Penurunan yield Treasury terjadi setelah bos bank sentral AS (Federal Reserve/The Fed), Jerome Powell, mengatakan perekonomian AS masih jauh dari kata pulih dari kemerosotan akibat pandemi penyakit virus corona (Covid-19). Oleh karena itu, bantuan dari kebijakan moneter longgar masih diperlukan.
Pernyataan Powell tersebut juga memberikan terkanan bagi dolar AS, apalagi stimulus fiskal senilai US$ 1,9 triliun diperkirakan akan cair dalam waktu dekat.
Stimulus tersebut akan menjadi yang terbesar kedua sepanjang sejarah AS, setelah US$ 2 triliun yang digelontorkan pada bulan Maret 2020 lalu.
House of Representative (DPR) AS akan melakukan voting terhadap proposal stimulus senilai US$ 1,9 triliun tersebut di pekan ini. Jika berhasil disetujui, maka proposal tersebut selanjutnya akan diserahkan ke Senat.
Stimulus tersebut diharapkan bisa cair sebelum pertengahan Maret, dimana stimulus fiskal yang ada saat ini akan berakhir.
Saat stimulus tersebut cair, maka jumlah uang yang beredar di perekonomian AS akan bertambah. Secara teori dolar AS akan melemah.
Pada perdagangan hari ini, Kamis (25/2/2021), indeks dolar AS kembali turun tipis 0,07% pagi ini ke 90,115, sementara yield Treasury naik 12,2 basis poin ke 1,4012%. Namun, sentimen pelaku pasar yang sedang bagus bisa jadi akan menopang rupiah.
Bagusnya sentimen pelaku pasar terlihat dari bursa saham AS (Wall Street) menguat tajam, dengan indeks Dow Jones mencetak rekor tertinggi sepanjang masa. Kemudian bursa utama Asia menyusul, indeks Nikkei Jepang melesat 1,7%, sementara Kospi Korea Selatan meroket 2% lebih.
Secara teknikal, meski mampu menguat 2 hari beruntun, tetapi rupiah masih tertahan di atas (moving average/MA) 50 hari atau MA 50 (garis hijau), sehingga tekanan masih cukup besar. Rupiah yang kembali ke atas MA 50 berarti pola death cross yang terjadi di November 2020 kemungkinan sudah berakhir.
Death cross merupakan perpotongan MA 50 hari, MA 100 hari (MA 100), dan 200 hari (MA 200). Death cross terjadi dimana MA 50 memotong dari atas ke bawah MA 100 dan 200.
Death cross menjadi sinyal suatu aset akan berlanjut turun. Dalam hal ini USD/IDR, artinya rupiah berpotensi menguat lebih jauh. Selama tertahan di atas MA 50, maka pola death cross akan berakhir, sementara jika kembali ke bawahnya pola tersebut bisa berlanjut lagi.
![]() Foto: Refinitiv |
Sementara itu, indikator stochastic sudah masuk wilayah jenuh beli (overbought).
Stochastic merupakan leading indicator, atau indikator yang mengawali pergerakan harga. Ketika Stochastic mencapai wilayah overbought (di atas 80) atau oversold (di bawah 20), maka suatu harga suatu instrumen berpeluang berbalik arah.

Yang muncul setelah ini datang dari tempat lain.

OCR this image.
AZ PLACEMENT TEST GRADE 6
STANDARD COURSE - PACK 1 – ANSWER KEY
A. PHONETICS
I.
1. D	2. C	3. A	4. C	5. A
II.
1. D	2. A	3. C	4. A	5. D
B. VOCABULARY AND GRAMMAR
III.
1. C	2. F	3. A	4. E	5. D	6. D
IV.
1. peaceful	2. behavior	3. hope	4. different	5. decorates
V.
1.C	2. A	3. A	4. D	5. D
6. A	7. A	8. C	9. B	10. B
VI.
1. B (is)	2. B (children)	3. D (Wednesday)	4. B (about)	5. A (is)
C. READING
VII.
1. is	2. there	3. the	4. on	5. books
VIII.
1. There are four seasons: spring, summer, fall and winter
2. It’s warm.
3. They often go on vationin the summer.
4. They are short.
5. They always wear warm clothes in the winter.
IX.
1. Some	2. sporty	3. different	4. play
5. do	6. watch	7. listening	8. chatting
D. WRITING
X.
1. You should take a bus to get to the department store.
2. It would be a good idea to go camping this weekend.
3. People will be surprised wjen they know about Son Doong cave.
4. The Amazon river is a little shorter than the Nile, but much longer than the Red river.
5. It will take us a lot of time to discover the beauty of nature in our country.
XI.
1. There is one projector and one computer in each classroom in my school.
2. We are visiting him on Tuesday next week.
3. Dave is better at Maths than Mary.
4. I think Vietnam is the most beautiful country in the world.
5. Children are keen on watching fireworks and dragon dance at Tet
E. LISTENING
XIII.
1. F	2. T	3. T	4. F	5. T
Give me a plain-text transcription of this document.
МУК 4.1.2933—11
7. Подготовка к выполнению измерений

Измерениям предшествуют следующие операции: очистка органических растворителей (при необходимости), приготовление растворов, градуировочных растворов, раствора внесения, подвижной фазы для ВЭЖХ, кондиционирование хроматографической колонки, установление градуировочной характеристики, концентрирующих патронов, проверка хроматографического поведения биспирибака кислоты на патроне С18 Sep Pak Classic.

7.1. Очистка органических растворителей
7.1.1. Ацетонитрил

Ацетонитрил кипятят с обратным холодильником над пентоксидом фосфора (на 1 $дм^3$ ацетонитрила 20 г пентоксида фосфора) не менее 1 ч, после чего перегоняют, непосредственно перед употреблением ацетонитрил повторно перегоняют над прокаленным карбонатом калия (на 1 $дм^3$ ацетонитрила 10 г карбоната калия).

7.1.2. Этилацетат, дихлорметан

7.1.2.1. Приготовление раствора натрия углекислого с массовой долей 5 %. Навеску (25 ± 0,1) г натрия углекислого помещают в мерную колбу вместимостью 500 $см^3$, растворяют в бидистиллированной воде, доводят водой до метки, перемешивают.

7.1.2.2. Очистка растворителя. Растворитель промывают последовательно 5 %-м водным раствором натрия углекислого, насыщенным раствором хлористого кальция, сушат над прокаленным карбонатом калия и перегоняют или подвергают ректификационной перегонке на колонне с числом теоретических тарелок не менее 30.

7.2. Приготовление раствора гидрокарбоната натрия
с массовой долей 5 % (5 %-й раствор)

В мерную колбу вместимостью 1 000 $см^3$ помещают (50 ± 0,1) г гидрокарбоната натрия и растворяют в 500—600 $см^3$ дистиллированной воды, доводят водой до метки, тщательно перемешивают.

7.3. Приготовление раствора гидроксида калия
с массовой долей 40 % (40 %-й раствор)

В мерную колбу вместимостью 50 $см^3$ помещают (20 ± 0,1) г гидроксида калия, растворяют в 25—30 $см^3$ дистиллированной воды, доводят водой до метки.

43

Stochastic sudah memasuki wilayah overbought membuka ruang penguatan rupiah.
Rupiah kini persis berada di support Rp 14.080/US$. Rupiah berpeluang menguat ke 14.030/US$ (MA 50) jika support tersebut ditembus. Level psikologis Rp 14.000/US$ menjadi target penguatan selanjutnya.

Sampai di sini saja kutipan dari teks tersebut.